Cosmic rays are high-energy particles that come from space - AQA - A-Level Physics - Question 1 - 2021 - Paper 1

To find the speed of nucleus X, we use the kinetic energy (KE) formula:

$KE = \frac{1}{2} mv^2$

We can rearrange this to solve for speed (v):

$v = \sqrt{\frac{2 \times KE}{m}}$

Substituting the values:

$KE = 215 \text{ MeV} = 215 \times 1.6 \times 10^{-13} \text{ J} \approx 3.44 \times 10^{-11} \text{ J}$

$v = \sqrt{\frac{2 \times 3.44 \times 10^{-11} \text{ J}}{8.02 \times 10^{-26} \text{ kg}}} \approx \sqrt{8.59 \times 10^{14}} \approx 2.93 \times 10^7 \text{ m/s}$

In the decay of the pion (π-) which produces a positron (e+) and an electron neutrino (νe), we need to check the conservation of charge and lepton number:

• The initial charge of the pion is -1 (as π- has a charge of -1).
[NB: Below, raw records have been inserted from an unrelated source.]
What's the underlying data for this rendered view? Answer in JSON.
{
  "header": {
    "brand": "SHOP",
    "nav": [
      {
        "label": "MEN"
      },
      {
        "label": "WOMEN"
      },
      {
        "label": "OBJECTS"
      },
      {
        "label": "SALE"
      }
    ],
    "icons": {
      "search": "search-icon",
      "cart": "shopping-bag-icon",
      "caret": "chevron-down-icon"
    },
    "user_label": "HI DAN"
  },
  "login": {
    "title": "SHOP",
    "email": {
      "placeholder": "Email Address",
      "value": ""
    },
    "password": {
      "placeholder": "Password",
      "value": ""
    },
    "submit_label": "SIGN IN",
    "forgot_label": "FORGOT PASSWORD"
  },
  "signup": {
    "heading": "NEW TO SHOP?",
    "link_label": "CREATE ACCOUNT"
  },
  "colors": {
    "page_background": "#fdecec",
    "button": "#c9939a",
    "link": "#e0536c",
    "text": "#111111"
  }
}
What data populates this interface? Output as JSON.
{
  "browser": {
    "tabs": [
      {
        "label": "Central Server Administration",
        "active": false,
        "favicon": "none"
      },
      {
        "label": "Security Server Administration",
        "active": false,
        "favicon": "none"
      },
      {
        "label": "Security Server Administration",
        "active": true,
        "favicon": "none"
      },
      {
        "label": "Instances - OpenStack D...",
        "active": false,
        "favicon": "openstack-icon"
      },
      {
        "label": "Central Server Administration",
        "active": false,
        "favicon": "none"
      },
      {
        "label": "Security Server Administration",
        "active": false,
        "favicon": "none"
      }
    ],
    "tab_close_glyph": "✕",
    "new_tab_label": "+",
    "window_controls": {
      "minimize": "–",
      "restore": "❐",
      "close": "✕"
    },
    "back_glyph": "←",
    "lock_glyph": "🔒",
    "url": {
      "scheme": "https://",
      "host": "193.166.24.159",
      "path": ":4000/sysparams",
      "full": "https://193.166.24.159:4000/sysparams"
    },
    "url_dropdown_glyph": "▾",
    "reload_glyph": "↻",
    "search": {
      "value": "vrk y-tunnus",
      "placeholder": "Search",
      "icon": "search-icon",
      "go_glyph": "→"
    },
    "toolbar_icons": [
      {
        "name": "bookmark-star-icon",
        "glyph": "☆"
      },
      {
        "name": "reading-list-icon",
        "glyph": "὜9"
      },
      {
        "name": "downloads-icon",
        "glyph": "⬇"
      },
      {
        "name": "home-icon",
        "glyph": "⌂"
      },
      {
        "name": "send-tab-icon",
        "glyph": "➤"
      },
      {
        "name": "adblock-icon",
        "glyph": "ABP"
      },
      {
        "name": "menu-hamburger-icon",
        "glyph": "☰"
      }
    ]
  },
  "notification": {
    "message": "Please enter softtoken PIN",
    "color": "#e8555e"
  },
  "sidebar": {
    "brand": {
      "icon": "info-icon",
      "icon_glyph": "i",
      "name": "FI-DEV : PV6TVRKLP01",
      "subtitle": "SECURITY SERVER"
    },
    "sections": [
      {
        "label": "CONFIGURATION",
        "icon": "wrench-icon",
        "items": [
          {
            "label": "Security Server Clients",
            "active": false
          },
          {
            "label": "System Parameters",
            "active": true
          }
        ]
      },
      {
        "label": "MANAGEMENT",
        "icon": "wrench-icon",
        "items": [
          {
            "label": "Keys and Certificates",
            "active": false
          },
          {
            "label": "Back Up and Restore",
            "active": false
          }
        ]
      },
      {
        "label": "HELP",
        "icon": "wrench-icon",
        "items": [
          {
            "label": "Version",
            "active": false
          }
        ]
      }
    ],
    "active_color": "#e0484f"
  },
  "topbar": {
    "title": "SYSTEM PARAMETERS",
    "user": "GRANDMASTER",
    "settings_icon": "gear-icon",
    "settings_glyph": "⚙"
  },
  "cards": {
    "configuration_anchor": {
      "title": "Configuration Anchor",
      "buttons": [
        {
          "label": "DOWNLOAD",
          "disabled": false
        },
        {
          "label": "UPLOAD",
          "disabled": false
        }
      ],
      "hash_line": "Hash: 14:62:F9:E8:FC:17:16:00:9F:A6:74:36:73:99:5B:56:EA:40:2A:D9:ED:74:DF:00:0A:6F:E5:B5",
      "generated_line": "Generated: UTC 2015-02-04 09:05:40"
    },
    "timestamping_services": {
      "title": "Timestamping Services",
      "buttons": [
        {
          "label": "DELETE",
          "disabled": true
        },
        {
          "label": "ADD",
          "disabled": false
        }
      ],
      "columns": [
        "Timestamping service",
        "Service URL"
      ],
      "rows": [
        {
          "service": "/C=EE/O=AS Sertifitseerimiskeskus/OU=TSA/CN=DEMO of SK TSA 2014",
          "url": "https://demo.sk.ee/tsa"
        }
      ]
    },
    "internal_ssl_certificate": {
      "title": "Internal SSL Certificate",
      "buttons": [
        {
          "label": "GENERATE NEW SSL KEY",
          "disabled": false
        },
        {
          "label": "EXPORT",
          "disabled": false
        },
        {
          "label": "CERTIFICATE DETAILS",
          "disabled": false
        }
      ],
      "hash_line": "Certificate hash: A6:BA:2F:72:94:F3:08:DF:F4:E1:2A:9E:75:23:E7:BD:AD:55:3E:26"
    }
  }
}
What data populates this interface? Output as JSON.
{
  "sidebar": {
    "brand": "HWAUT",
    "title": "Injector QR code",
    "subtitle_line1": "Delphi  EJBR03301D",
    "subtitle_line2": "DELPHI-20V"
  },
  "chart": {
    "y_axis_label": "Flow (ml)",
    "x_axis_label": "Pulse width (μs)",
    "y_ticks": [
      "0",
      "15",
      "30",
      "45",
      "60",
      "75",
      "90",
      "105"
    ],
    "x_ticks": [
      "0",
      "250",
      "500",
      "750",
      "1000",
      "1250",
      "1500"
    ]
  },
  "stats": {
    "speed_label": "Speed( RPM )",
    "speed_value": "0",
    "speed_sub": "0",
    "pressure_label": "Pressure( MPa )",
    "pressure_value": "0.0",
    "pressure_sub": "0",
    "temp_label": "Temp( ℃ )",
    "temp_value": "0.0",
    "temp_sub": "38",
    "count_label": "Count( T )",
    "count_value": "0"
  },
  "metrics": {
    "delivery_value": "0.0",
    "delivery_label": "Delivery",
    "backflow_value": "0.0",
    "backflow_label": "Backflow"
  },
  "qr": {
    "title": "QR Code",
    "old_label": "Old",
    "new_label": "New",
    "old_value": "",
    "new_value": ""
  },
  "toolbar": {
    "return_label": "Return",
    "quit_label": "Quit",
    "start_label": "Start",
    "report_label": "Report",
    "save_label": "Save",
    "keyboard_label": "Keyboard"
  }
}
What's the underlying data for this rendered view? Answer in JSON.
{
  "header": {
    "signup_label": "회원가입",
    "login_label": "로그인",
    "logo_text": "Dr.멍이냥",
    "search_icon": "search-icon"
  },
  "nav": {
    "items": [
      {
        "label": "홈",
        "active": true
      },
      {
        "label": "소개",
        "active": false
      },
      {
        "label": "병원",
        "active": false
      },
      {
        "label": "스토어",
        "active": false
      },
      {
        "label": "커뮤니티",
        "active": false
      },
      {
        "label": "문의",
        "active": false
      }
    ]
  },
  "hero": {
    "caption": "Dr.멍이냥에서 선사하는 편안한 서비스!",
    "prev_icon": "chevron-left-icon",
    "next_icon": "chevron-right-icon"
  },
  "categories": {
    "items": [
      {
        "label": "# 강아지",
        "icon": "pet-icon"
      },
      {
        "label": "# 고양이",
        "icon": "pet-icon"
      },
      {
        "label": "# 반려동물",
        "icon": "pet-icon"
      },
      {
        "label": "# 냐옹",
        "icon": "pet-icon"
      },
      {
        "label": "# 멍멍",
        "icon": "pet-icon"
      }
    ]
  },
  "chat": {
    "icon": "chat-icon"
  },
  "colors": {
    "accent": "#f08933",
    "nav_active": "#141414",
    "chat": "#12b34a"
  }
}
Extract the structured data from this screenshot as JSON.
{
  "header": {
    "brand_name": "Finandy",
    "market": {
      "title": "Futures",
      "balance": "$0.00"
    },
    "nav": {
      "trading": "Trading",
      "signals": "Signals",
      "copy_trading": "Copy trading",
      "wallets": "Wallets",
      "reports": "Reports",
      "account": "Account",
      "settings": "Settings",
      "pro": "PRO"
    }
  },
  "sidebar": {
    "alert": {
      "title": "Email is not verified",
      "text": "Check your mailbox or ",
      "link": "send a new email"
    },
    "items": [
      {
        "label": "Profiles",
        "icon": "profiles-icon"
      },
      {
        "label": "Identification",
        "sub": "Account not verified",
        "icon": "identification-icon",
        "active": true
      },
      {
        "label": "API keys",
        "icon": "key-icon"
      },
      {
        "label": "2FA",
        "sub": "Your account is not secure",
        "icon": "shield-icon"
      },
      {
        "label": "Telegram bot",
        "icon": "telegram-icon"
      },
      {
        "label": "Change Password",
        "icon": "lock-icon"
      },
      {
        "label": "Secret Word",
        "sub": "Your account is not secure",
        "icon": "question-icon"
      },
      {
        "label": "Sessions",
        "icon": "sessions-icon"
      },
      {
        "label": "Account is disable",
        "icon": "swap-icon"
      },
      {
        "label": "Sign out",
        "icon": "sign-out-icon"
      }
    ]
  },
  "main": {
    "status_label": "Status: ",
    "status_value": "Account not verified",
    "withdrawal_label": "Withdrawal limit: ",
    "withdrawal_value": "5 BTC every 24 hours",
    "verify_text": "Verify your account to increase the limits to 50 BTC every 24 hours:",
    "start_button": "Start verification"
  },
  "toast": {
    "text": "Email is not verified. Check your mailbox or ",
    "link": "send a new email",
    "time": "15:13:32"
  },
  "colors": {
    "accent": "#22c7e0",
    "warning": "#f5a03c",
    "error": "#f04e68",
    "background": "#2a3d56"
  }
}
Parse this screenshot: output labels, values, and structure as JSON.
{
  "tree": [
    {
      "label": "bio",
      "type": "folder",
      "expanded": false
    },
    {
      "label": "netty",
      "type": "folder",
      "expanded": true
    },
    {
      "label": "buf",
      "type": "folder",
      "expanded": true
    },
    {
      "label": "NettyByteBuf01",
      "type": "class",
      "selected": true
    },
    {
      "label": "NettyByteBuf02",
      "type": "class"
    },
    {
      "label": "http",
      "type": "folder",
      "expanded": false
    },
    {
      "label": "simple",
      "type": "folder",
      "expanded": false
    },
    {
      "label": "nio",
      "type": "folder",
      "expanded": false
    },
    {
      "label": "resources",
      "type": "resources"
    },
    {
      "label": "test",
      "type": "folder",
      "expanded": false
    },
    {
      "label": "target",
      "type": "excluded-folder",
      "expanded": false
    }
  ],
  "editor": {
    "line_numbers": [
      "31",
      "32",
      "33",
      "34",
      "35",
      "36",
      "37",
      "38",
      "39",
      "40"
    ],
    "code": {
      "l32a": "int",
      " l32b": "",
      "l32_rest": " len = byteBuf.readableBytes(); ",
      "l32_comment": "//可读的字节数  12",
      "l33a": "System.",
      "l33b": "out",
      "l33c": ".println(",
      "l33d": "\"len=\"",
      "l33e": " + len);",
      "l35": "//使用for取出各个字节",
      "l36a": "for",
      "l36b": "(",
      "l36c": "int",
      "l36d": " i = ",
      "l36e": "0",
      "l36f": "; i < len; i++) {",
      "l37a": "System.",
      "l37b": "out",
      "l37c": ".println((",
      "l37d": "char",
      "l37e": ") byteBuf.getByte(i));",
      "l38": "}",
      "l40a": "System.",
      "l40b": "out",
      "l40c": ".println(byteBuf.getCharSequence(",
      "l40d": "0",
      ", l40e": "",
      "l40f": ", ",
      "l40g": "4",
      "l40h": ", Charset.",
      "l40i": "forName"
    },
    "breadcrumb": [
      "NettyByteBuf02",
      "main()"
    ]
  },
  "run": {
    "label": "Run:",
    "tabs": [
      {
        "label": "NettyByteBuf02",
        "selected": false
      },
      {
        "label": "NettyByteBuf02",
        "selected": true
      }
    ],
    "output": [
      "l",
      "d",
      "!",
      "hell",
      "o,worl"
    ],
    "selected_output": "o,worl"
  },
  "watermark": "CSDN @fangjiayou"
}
  • After decay: Positron: +1, Electron neutrino: 0, Total charge: +1 + 0 = 0.
  • Thus, charge is conserved.

• For lepton number: The initial lepton number is 1 (the pion is a meson and does not contribute):

  • After decay: Lepton number from the positron: +1 and from the neutrino: +1.
  • Therefore total lepton number = 1 = initial lepton number, hence conserved.

In this decay of the K+ into an anti-muon (μ-) and a muon neutrino (νμ), we can analyze strangeness:

• Strangeness is a quantum number that represents the presence of strange quarks. K mesons contain strange quarks.
• The K+ has a strangeness of +1 because it contains a strange quark.
• The decay products (anti-muon and muon neutrino) do not contain any strange quarks, leading to a strangeness of 0 in the final state.
• Since the strangeness must be conserved in weak decays, and because we started with a strangeness of +1, the decay indicates a change in strangeness is allowed, which is unique to weak interactions.

An example equation for a K+ decay that involves only hadrons is:

$K^+ \rightarrow \pi^+ + \pi^0$

In this process, a kaon decays to produce a positive pion and a neutral pion, both of which are hadrons.